4. But what do you do, if you really need to call the procedure in parallel, lets say from SSIS, for each partition, in order to improve the performance? Then, I’ll say, you really have a problem, since MAX(ROW_ID) method is completely unreliable at this point. It's not that the problem it's unsolvable, it's that the actual cure for the problem might be more painful than the disease. But this one of the challenges where I’ll let you propose the solution
5. Alternatively, you could modify your Business Module procedure to receive a list of partitions, instead of just one.
6. The BIG advantage of this solution is that you'll let SQL Server Engine handle the parallelism during execution, while you can still use the approach based on IDENTITY(@MAX_ROW_ID+1,1) to have consistent identity values.
7. The BIG disadvantage will be that you'll have to transform your code into Dynamic SQL in order to have a list of scalar values for the Partitioning field, which will allow SQL Server Engine to pre-determine the partitions to query. This approach will not only affect code readability and complicate debugging, but can also slow down performance since the Execution Plan for a Dynamic SQL cannot be saved together with the stored procedure execution plan, and therefore is generated each time the procedure is launched
i. But if you really really need to call the procedure in parallel, for different partitions, then you'll really have a tough nut to crack.
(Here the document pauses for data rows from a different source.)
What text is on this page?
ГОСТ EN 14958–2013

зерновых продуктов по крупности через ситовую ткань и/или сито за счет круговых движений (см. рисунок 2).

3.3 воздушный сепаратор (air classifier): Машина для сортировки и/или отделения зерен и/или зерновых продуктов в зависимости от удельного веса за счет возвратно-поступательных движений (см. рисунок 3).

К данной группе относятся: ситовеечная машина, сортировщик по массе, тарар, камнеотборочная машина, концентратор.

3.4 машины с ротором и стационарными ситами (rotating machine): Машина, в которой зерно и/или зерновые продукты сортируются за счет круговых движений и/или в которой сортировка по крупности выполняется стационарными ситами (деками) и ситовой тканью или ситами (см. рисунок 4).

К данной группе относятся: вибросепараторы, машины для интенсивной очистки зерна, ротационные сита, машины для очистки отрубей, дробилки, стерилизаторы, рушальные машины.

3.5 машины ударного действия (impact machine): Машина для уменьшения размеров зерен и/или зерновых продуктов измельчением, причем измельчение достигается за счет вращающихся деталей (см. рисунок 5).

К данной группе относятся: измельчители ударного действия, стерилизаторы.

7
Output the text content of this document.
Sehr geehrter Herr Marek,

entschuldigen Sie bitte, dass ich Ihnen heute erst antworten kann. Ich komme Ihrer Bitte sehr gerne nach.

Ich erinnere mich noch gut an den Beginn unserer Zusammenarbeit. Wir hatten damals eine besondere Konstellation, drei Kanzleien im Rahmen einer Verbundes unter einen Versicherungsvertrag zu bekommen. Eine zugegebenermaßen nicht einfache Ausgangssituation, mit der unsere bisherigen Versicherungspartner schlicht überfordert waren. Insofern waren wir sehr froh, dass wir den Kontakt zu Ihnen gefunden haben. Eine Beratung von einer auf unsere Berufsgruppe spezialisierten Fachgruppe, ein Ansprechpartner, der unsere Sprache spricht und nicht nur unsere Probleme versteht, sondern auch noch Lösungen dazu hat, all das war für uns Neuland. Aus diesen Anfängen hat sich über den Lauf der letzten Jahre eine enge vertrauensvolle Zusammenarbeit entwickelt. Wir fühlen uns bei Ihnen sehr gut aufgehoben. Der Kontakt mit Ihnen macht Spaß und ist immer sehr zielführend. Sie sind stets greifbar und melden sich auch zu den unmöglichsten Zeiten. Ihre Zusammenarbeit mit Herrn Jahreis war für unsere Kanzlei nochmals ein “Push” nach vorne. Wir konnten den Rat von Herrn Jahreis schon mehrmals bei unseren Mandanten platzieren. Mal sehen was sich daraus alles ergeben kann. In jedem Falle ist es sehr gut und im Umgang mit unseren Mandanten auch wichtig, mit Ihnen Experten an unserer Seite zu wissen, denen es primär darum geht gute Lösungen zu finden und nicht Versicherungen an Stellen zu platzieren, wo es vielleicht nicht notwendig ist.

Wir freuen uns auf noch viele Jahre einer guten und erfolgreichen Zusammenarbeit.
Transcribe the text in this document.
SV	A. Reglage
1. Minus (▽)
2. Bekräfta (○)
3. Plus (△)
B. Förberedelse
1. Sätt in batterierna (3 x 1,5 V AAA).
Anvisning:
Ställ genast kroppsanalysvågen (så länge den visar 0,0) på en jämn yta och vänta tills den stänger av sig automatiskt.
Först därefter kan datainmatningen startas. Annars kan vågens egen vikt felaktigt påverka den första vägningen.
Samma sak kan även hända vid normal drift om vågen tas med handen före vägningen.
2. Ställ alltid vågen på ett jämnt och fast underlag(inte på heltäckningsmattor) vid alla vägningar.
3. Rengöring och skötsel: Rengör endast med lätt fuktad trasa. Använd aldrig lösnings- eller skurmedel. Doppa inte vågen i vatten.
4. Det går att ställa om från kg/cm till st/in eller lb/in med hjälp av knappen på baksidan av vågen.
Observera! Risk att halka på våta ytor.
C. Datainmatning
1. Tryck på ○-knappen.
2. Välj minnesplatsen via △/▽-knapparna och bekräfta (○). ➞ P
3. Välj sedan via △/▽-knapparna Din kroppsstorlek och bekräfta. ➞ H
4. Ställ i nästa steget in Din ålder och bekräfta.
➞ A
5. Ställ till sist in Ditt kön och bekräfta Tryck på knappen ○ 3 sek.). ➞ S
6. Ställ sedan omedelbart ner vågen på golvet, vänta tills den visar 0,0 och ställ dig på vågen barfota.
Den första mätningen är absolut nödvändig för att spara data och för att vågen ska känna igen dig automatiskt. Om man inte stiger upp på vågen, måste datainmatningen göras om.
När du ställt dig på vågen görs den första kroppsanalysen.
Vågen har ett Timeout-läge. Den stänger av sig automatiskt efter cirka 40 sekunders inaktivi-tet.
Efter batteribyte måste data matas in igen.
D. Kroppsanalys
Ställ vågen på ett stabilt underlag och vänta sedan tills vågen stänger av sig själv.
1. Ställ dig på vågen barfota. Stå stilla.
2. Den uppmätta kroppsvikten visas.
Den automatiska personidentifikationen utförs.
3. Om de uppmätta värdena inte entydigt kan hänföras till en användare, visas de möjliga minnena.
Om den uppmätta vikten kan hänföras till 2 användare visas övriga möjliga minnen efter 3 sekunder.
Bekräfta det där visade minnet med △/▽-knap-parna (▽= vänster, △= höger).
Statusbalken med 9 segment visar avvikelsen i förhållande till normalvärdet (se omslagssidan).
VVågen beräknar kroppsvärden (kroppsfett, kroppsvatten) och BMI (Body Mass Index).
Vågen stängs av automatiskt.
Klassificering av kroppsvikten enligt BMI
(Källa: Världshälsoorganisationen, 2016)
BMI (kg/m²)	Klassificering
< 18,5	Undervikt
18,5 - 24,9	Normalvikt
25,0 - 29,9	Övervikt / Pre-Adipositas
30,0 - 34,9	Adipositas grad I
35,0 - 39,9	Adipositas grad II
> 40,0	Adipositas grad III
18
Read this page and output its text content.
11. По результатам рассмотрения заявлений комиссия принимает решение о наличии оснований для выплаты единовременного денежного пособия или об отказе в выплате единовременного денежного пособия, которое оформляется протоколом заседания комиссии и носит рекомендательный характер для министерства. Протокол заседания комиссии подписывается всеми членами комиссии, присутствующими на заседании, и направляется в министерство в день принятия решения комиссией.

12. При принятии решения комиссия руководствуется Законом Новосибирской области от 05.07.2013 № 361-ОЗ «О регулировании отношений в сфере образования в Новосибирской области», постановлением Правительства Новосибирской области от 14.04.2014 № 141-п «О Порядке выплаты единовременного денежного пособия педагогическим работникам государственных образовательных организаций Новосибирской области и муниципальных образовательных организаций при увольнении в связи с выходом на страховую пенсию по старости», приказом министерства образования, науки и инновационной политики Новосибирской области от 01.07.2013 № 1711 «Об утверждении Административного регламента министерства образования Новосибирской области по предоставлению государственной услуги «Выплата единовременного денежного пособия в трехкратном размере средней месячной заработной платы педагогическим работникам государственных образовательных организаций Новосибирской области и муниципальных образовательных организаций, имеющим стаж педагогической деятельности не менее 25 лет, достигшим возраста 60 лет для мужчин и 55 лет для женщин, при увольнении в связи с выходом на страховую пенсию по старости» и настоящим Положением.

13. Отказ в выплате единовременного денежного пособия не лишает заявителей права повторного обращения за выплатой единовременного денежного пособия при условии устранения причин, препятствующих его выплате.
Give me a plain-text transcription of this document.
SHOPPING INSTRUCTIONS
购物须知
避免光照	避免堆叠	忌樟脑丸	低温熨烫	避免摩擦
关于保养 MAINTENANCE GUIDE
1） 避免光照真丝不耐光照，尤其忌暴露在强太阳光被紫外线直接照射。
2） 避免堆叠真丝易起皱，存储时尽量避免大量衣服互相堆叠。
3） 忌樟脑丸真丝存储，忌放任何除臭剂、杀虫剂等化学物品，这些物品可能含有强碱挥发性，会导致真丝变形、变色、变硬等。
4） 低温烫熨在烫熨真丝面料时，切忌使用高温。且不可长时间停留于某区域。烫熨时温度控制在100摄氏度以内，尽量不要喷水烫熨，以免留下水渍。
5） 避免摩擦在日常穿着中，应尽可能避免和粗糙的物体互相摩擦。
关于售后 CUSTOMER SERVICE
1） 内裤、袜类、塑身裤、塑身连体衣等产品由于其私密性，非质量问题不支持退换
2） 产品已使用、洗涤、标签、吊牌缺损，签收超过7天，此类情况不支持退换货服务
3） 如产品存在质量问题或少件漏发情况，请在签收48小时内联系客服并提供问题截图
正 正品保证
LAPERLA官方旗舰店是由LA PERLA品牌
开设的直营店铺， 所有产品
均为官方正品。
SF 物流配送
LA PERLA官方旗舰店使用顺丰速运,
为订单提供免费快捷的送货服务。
j. PRC_CLONE_CONSTRAINTS_INDEXES - Surprisingly, does exactly what it says, meaning it will create all the necessary constraints and indexes.
k. PRC_TRUNCATE_PARTITION - Used to create the OLD table, with all necessary constraints and indexes, and to perform the SWITCH OUT operation
l. PRC_REFRESH_PARTITION - Used to perform the SWITCH IN from the TMP to the FINAL table
m. PRC_UPDATE_PARTITION_RANGE - Assuming you already have a procedure which encapsulates the logic for a given Business Module (ex. PRC_SALES), which receives as a parameter the Partitioning Criteria (ex. MonthId), you might be interested to refresh the SALES table for a given range of partitions or for all of them.
i. If you don't intend to manually call your equivalent of the PRC_SALES procedure up to 1000 times, the maximum number of allowed partitions in the default configuration, then building such a procedure can prove quite handy.
As I’ve said, there are a lot of things to like and dislike about Table Partitioning. One of the things i like the most is that, in combination with a Physical data mart Layer, it offers you the possibility of keeping a consistent set of data accessible to the users, while refreshing the data behind it. Just imagine the following scenario:
· You have something like 10 FACT table in the Data Mart, each one refreshed by its own Stored Procedure
· You could modify Partitioning Mechanism procedures in order to perform the SWITCH IN operation into the final table, not at the end of each Business Module Stored Procedures, but only when all Stored Procedures finish. In this way, you can commit all the changes in a single transaction, and make sure the data is consistent
Another big advantage of using table partitioning is the improved Error Handling. Since all heavy processing is performed on a TMP table, to which the users don't have access, if you encounter any error during this phase, you will just not switch in the partition from the TMP to the final table. In this way, you will always have the latest valid data into the final table, without the usage of costly transactions.
Is this cool or what?
And now, back to you. How much have you used table partitioning until now? How much difficult you consider it's implementing such a mechanism within you company Data Warehouse? Is it worth the effort? How would you approach the Identity Column problem during parallel execution?